A similar bar exists for government requests for environmental information, Richman said.

Once tech companies are served with a court-ordered data request, they have few options. Comply with the legal request or be in contempt of court and may be fined.

Companies are more likely to be successful in challenging court orders if the requested information comes from multiple people rather than individuals, McSherry said.

In March, a federal judge said Virginia authorities violated the constitution when they used Google location data to locate people near the scene of a 2019 bank robbery. The ruling found that geo-fencing, a technique known as geo-fencing, violates the Fourth Amendment’s protection against unreasonable searches when the agency asks a company to identify someone whose phone has been in a specific location during a specific period of time. He gave information to the police about the whereabouts of many innocent people who were not suspected of the crime.
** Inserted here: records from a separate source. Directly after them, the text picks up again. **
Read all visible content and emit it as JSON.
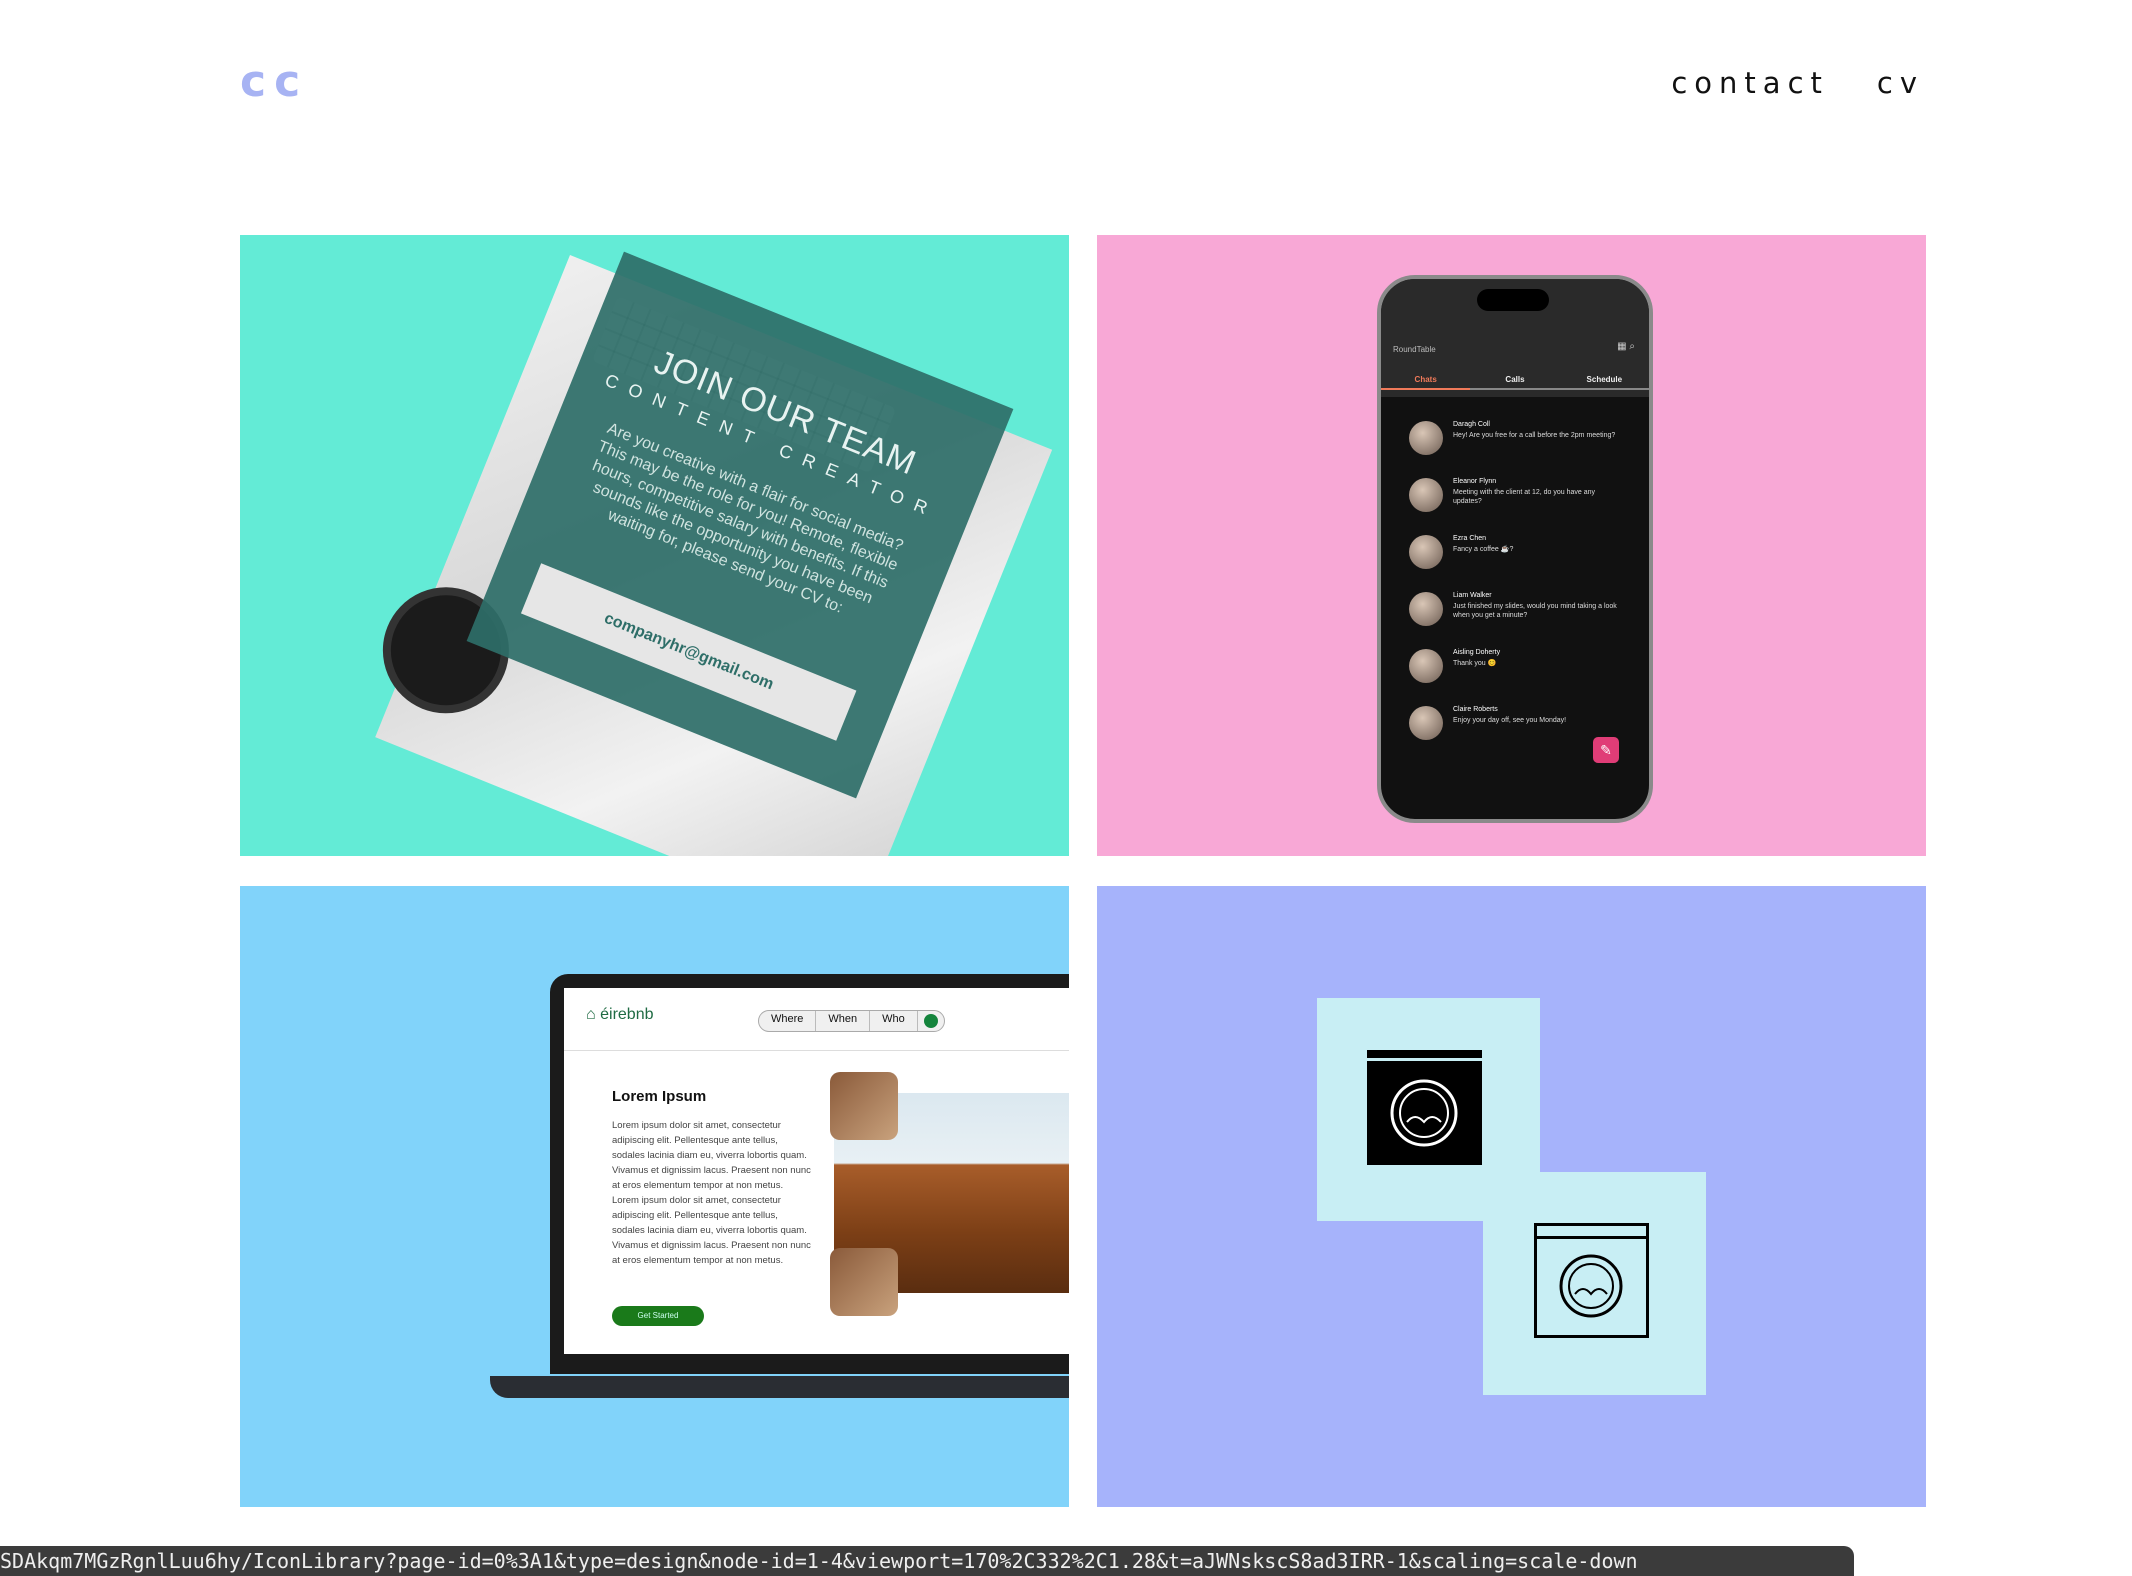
{
  "header": {
    "logo": "cc",
    "nav": [
      {
        "label": "contact"
      },
      {
        "label": "cv"
      }
    ]
  },
  "tiles": {
    "recruitment": {
      "bg": "#63ebd6",
      "title": "JOIN OUR TEAM",
      "subtitle": "CONTENT CREATOR",
      "body": "Are you creative with a flair for social media? This may be the role for you! Remote, flexible hours, competitive salary with benefits. If this sounds like the opportunity you have been waiting for, please send your CV to:",
      "email": "companyhr@gmail.com"
    },
    "chat_app": {
      "bg": "#f8a8d6",
      "app_name": "RoundTable",
      "tabs": [
        "Chats",
        "Calls",
        "Schedule"
      ],
      "active_tab": "Chats",
      "chats": [
        {
          "name": "Daragh Coll",
          "message": "Hey! Are you free for a call before the 2pm meeting?"
        },
        {
          "name": "Eleanor Flynn",
          "message": "Meeting with the client at 12, do you have any updates?"
        },
        {
          "name": "Ezra Chen",
          "message": "Fancy a coffee ☕?"
        },
        {
          "name": "Liam Walker",
          "message": "Just finished my slides, would you mind taking a look when you get a minute?"
        },
        {
          "name": "Aisling Doherty",
          "message": "Thank you 😊"
        },
        {
          "name": "Claire Roberts",
          "message": "Enjoy your day off, see you Monday!"
        }
      ]
    },
    "rental_site": {
      "bg": "#81d3fa",
      "brand": "éirebnb",
      "search": [
        "Where",
        "When",
        "Who"
      ],
      "heading": "Lorem Ipsum",
      "body": "Lorem ipsum dolor sit amet, consectetur adipiscing elit. Pellentesque ante tellus, sodales lacinia diam eu, viverra lobortis quam. Vivamus et dignissim lacus. Praesent non nunc at eros elementum tempor at non metus. Lorem ipsum dolor sit amet, consectetur adipiscing elit. Pellentesque ante tellus, sodales lacinia diam eu, viverra lobortis quam. Vivamus et dignissim lacus. Praesent non nunc at eros elementum tempor at non metus.",
      "cta": "Get Started"
    },
    "icon_library": {
      "bg": "#a6b3fb",
      "icon_fill": "#c8eef4",
      "icons": [
        "washing-machine-icon",
        "washing-machine-outline-icon"
      ]
    }
  },
  "status_bar": {
    "url": "SDAkqm7MGzRgnlLuu6hy/IconLibrary?page-id=0%3A1&type=design&node-id=1-4&viewport=170%2C332%2C1.28&t=aJWNskscS8ad3IRR-1&scaling=scale-down"
  }
}
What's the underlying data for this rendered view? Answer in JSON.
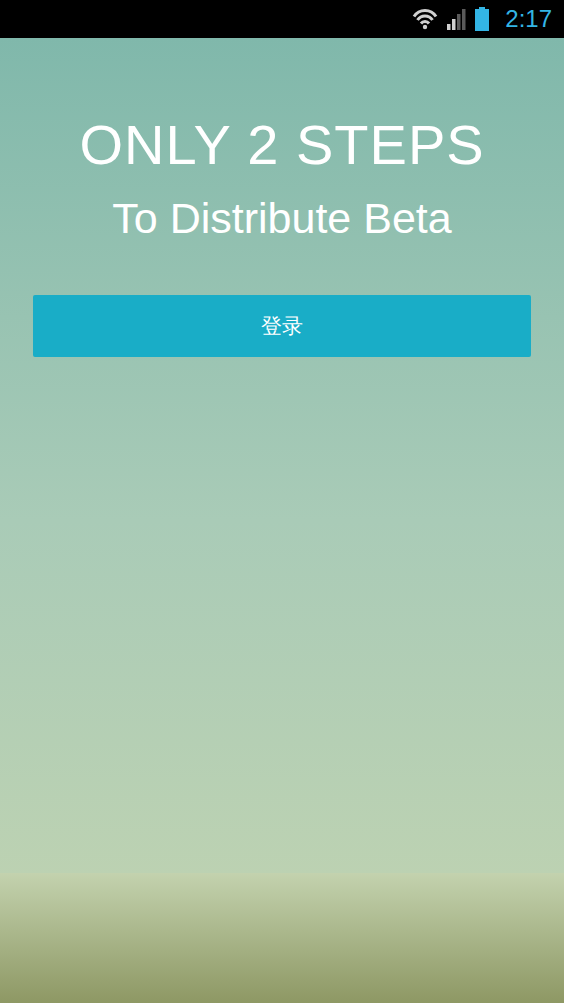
{
  "status_bar": {
    "time": "2:17",
    "wifi": {
      "level": 1.0
    },
    "signal": {
      "level": 0.5
    },
    "battery": {
      "level": 1.0
    }
  },
  "headline": {
    "title": "ONLY 2 STEPS",
    "subtitle": "To Distribute Beta"
  },
  "login_button": {
    "label": "登录"
  }
}
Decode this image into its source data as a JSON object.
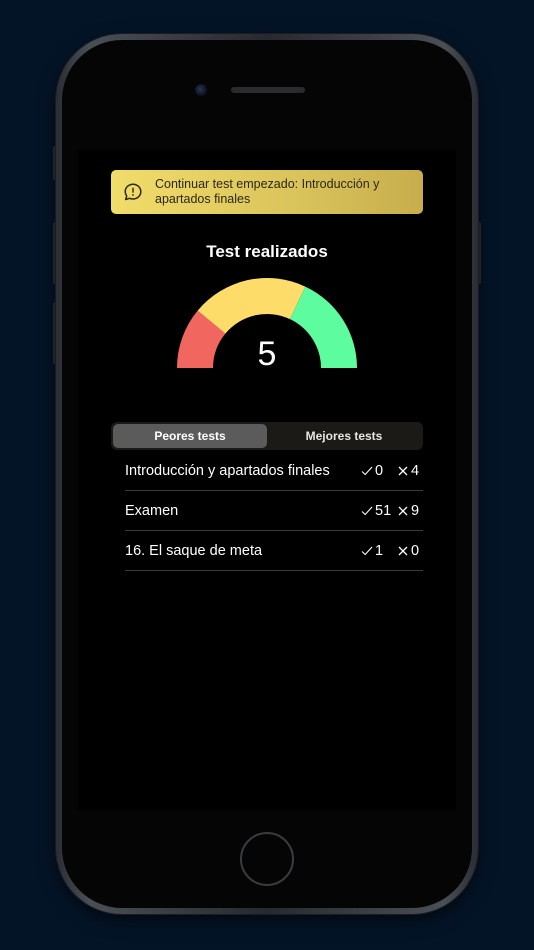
{
  "banner": {
    "text": "Continuar test empezado: Introducción y apartados finales",
    "icon": "chat-info-icon"
  },
  "title": "Test realizados",
  "gauge": {
    "value": "5",
    "segments": [
      {
        "color": "#f26660",
        "from": 0.0,
        "to": 0.22
      },
      {
        "color": "#fedc6a",
        "from": 0.22,
        "to": 0.64
      },
      {
        "color": "#5dfc9f",
        "from": 0.64,
        "to": 1.0
      }
    ]
  },
  "tabs": [
    {
      "label": "Peores tests",
      "active": true
    },
    {
      "label": "Mejores tests",
      "active": false
    }
  ],
  "tests": [
    {
      "name": "Introducción y apartados finales",
      "correct": "0",
      "wrong": "4"
    },
    {
      "name": "Examen",
      "correct": "51",
      "wrong": "9"
    },
    {
      "name": "16. El saque de meta",
      "correct": "1",
      "wrong": "0"
    }
  ],
  "colors": {
    "background": "#041427",
    "banner": "#e8d462",
    "active_tab": "#5b5b5b"
  }
}
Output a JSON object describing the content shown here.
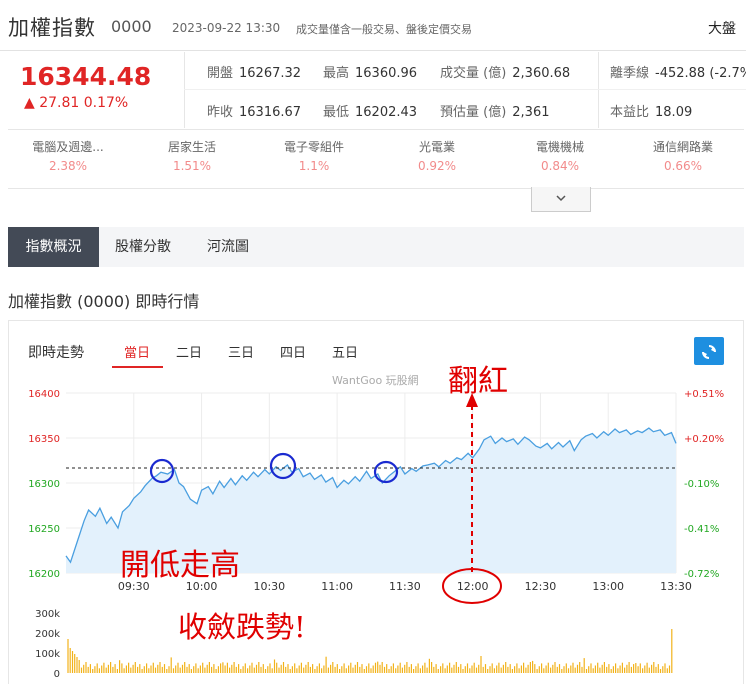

Many privacy advocates say the abortion case simply reinforces what they’ve been saying for years: tech companies should collect the least amount of data that can be used in abortion lawsuits. Or messaging apps and device makers may implement end-to-end encryption, meaning data is scrambled so that outsiders and even the company can’t read it.

“It’s clear to users of these devices that they don’t have to worry about who can access their private conversations,” said Caitlin Seeley-George, campaign director for the privacy advocacy group.

“It’s also good for the companies, because they’re not caught in this situation and have to try to defend themselves for their actions. They can say, ‘We didn’t have the capacity to share the information.'”

Cat Zakrzewski contributed to this report.